Silence settled again. Not the silence of fear. The silence of people trying to rest while their head won’t stop moving.

Outside, the base kept breathing through vents and generators. Far away, a vehicle started, then faded. Somewhere else, a door slammed. A radio crackled, then went quiet.

Lyris listened until the sounds turned into a pattern she could predict.

Mira’s breathing slowed first again, though she kept shifting like sleep wouldn’t land clean.

Ragna stayed still, eyes open, staring at the dark.

Then the wall panel blinked once more. Not an alarm. Just a soft light pulsing, like it was waiting for the next message.

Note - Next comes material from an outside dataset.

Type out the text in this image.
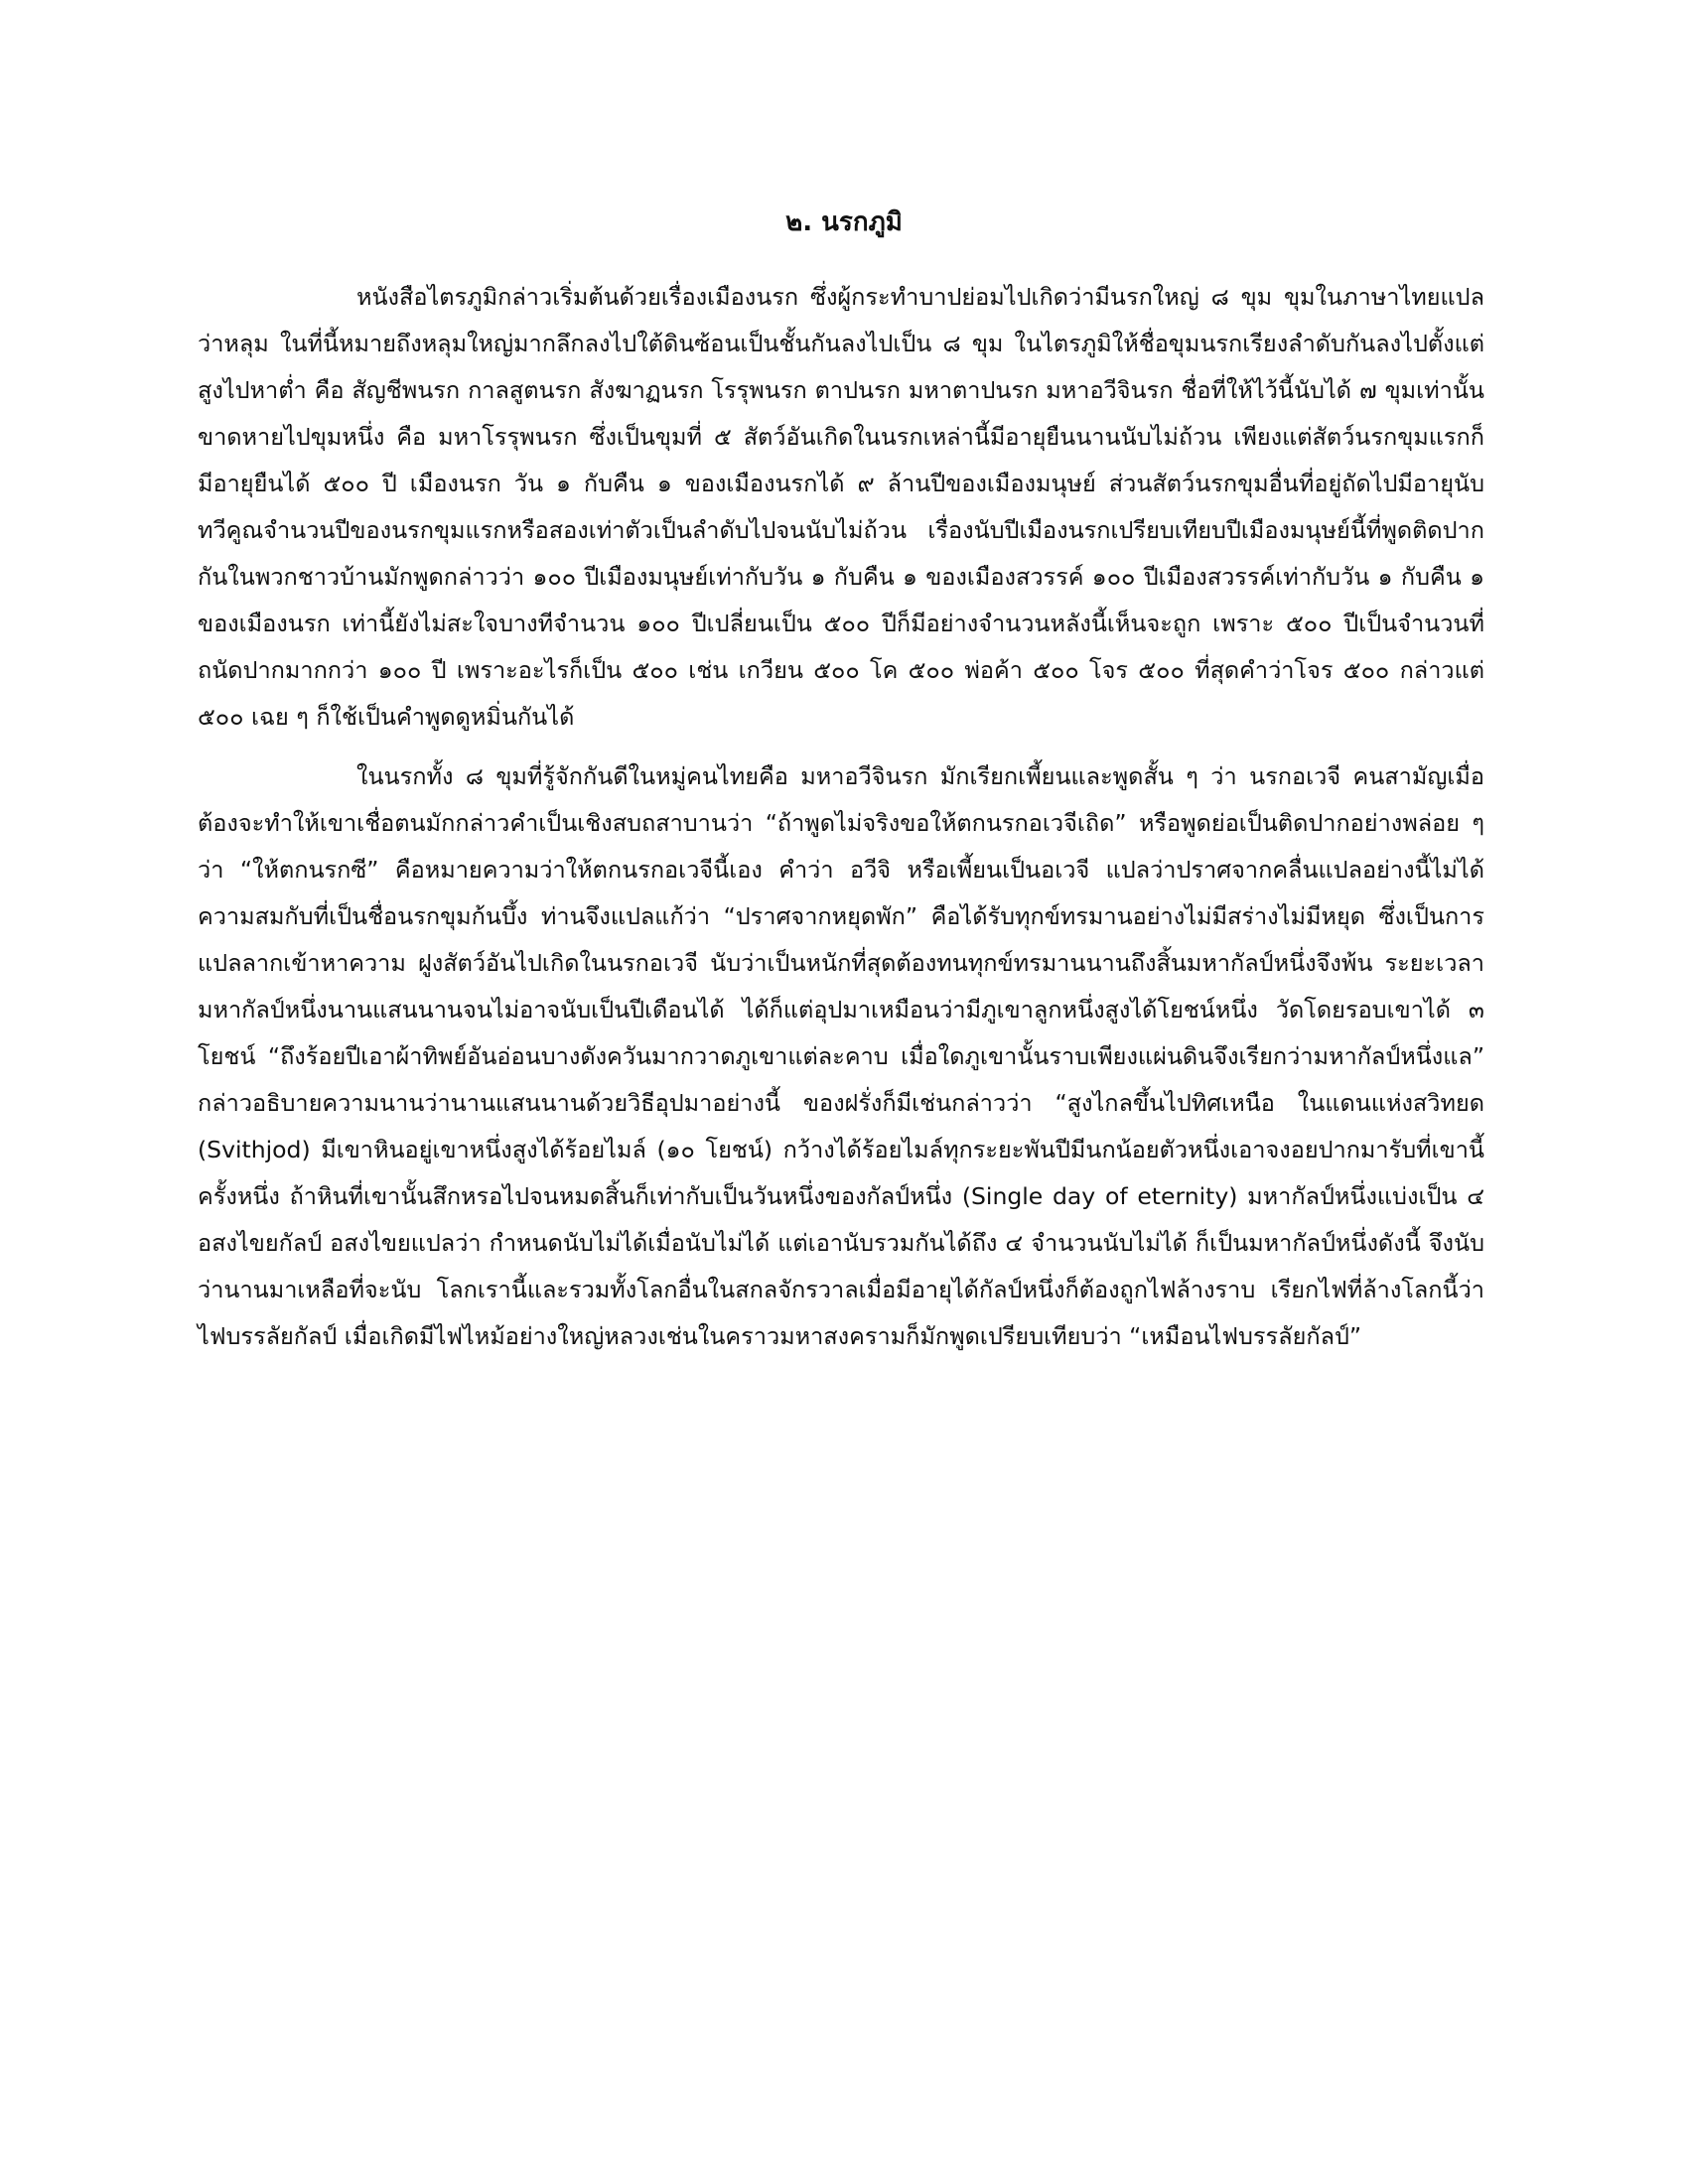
๒. นรกภูมิ

หนังสือไตรภูมิกล่าวเริ่มต้นด้วยเรื่องเมืองนรก ซึ่งผู้กระทำบาปย่อมไปเกิดว่ามีนรกใหญ่ ๘ ขุม ขุมในภาษาไทยแปลว่าหลุม ในที่นี้หมายถึงหลุมใหญ่มากลึกลงไปใต้ดินซ้อนเป็นชั้นกันลงไปเป็น ๘ ขุม ในไตรภูมิให้ชื่อขุมนรกเรียงลำดับกันลงไปตั้งแต่สูงไปหาต่ำ คือ สัญชีพนรก กาลสูตนรก สังฆาฏนรก โรรุพนรก ตาปนรก มหาตาปนรก มหาอวีจินรก ชื่อที่ให้ไว้นี้นับได้ ๗ ขุมเท่านั้น ขาดหายไปขุมหนึ่ง คือ มหาโรรุพนรก ซึ่งเป็นขุมที่ ๕ สัตว์อันเกิดในนรกเหล่านี้มีอายุยืนนานนับไม่ถ้วน เพียงแต่สัตว์นรกขุมแรกก็มีอายุยืนได้ ๕๐๐ ปี เมืองนรก วัน ๑ กับคืน ๑ ของเมืองนรกได้ ๙ ล้านปีของเมืองมนุษย์ ส่วนสัตว์นรกขุมอื่นที่อยู่ถัดไปมีอายุนับทวีคูณจำนวนปีของนรกขุมแรกหรือสองเท่าตัวเป็นลำดับไปจนนับไม่ถ้วน เรื่องนับปีเมืองนรกเปรียบเทียบปีเมืองมนุษย์นี้ที่พูดติดปากกันในพวกชาวบ้านมักพูดกล่าวว่า ๑๐๐ ปีเมืองมนุษย์เท่ากับวัน ๑ กับคืน ๑ ของเมืองสวรรค์ ๑๐๐ ปีเมืองสวรรค์เท่ากับวัน ๑ กับคืน ๑ ของเมืองนรก เท่านี้ยังไม่สะใจบางทีจำนวน ๑๐๐ ปีเปลี่ยนเป็น ๕๐๐ ปีก็มีอย่างจำนวนหลังนี้เห็นจะถูก เพราะ ๕๐๐ ปีเป็นจำนวนที่ถนัดปากมากกว่า ๑๐๐ ปี เพราะอะไรก็เป็น ๕๐๐ เช่น เกวียน ๕๐๐ โค ๕๐๐ พ่อค้า ๕๐๐ โจร ๕๐๐ ที่สุดคำว่าโจร ๕๐๐ กล่าวแต่ ๕๐๐ เฉย ๆ ก็ใช้เป็นคำพูดดูหมิ่นกันได้

ในนรกทั้ง ๘ ขุมที่รู้จักกันดีในหมู่คนไทยคือ มหาอวีจินรก มักเรียกเพี้ยนและพูดสั้น ๆ ว่า นรกอเวจี คนสามัญเมื่อต้องจะทำให้เขาเชื่อตนมักกล่าวคำเป็นเชิงสบถสาบานว่า “ถ้าพูดไม่จริงขอให้ตกนรกอเวจีเถิด” หรือพูดย่อเป็นติดปากอย่างพล่อย ๆ ว่า “ให้ตกนรกซี” คือหมายความว่าให้ตกนรกอเวจีนี้เอง คำว่า อวีจิ หรือเพี้ยนเป็นอเวจี แปลว่าปราศจากคลื่นแปลอย่างนี้ไม่ได้ความสมกับที่เป็นชื่อนรกขุมก้นบึ้ง ท่านจึงแปลแก้ว่า “ปราศจากหยุดพัก” คือได้รับทุกข์ทรมานอย่างไม่มีสร่างไม่มีหยุด ซึ่งเป็นการแปลลากเข้าหาความ ฝูงสัตว์อันไปเกิดในนรกอเวจี นับว่าเป็นหนักที่สุดต้องทนทุกข์ทรมานนานถึงสิ้นมหากัลป์หนึ่งจึงพ้น ระยะเวลามหากัลป์หนึ่งนานแสนนานจนไม่อาจนับเป็นปีเดือนได้ ได้ก็แต่อุปมาเหมือนว่ามีภูเขาลูกหนึ่งสูงได้โยชน์หนึ่ง วัดโดยรอบเขาได้ ๓ โยชน์ “ถึงร้อยปีเอาผ้าทิพย์อันอ่อนบางดังควันมากวาดภูเขาแต่ละคาบ เมื่อใดภูเขานั้นราบเพียงแผ่นดินจึงเรียกว่ามหากัลป์หนึ่งแล” กล่าวอธิบายความนานว่านานแสนนานด้วยวิธีอุปมาอย่างนี้ ของฝรั่งก็มีเช่นกล่าวว่า “สูงไกลขึ้นไปทิศเหนือ ในแดนแห่งสวิทยด (Svithjod) มีเขาหินอยู่เขาหนึ่งสูงได้ร้อยไมล์ (๑๐ โยชน์) กว้างได้ร้อยไมล์ทุกระยะพันปีมีนกน้อยตัวหนึ่งเอาจงอยปากมารับที่เขานี้ครั้งหนึ่ง ถ้าหินที่เขานั้นสึกหรอไปจนหมดสิ้นก็เท่ากับเป็นวันหนึ่งของกัลป์หนึ่ง (Single day of eternity) มหากัลป์หนึ่งแบ่งเป็น ๔ อสงไขยกัลป์ อสงไขยแปลว่า กำหนดนับไม่ได้เมื่อนับไม่ได้ แต่เอานับรวมกันได้ถึง ๔ จำนวนนับไม่ได้ ก็เป็นมหากัลป์หนึ่งดังนี้ จึงนับว่านานมาเหลือที่จะนับ โลกเรานี้และรวมทั้งโลกอื่นในสกลจักรวาลเมื่อมีอายุได้กัลป์หนึ่งก็ต้องถูกไฟล้างราบ เรียกไฟที่ล้างโลกนี้ว่า ไฟบรรลัยกัลป์ เมื่อเกิดมีไฟไหม้อย่างใหญ่หลวงเช่นในคราวมหาสงครามก็มักพูดเปรียบเทียบว่า “เหมือนไฟบรรลัยกัลป์”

Ragna whispered, "Tomorrow they’ll put us on a schedule."

Lyris answered from above, voice low. "Good."

Ragna turned her head slightly. "Why ’good’?"

Lyris didn’t look down. "Because if we don’t move with them, we’ll be left behind. And if we’re left behind, Aldo happens again."

Ragna’s ears twitched. Mira didn’t respond, but her hand tightened on the blanket.

Outside the guest wing, boots moved past the lane light again. The base didn’t sleep. It rotated, checked, watched, and kept going.

Lyris closed her eyes, then opened them again when another distant thump rolled through the night, softer this time, farther away, like another aircraft landing on a different pad.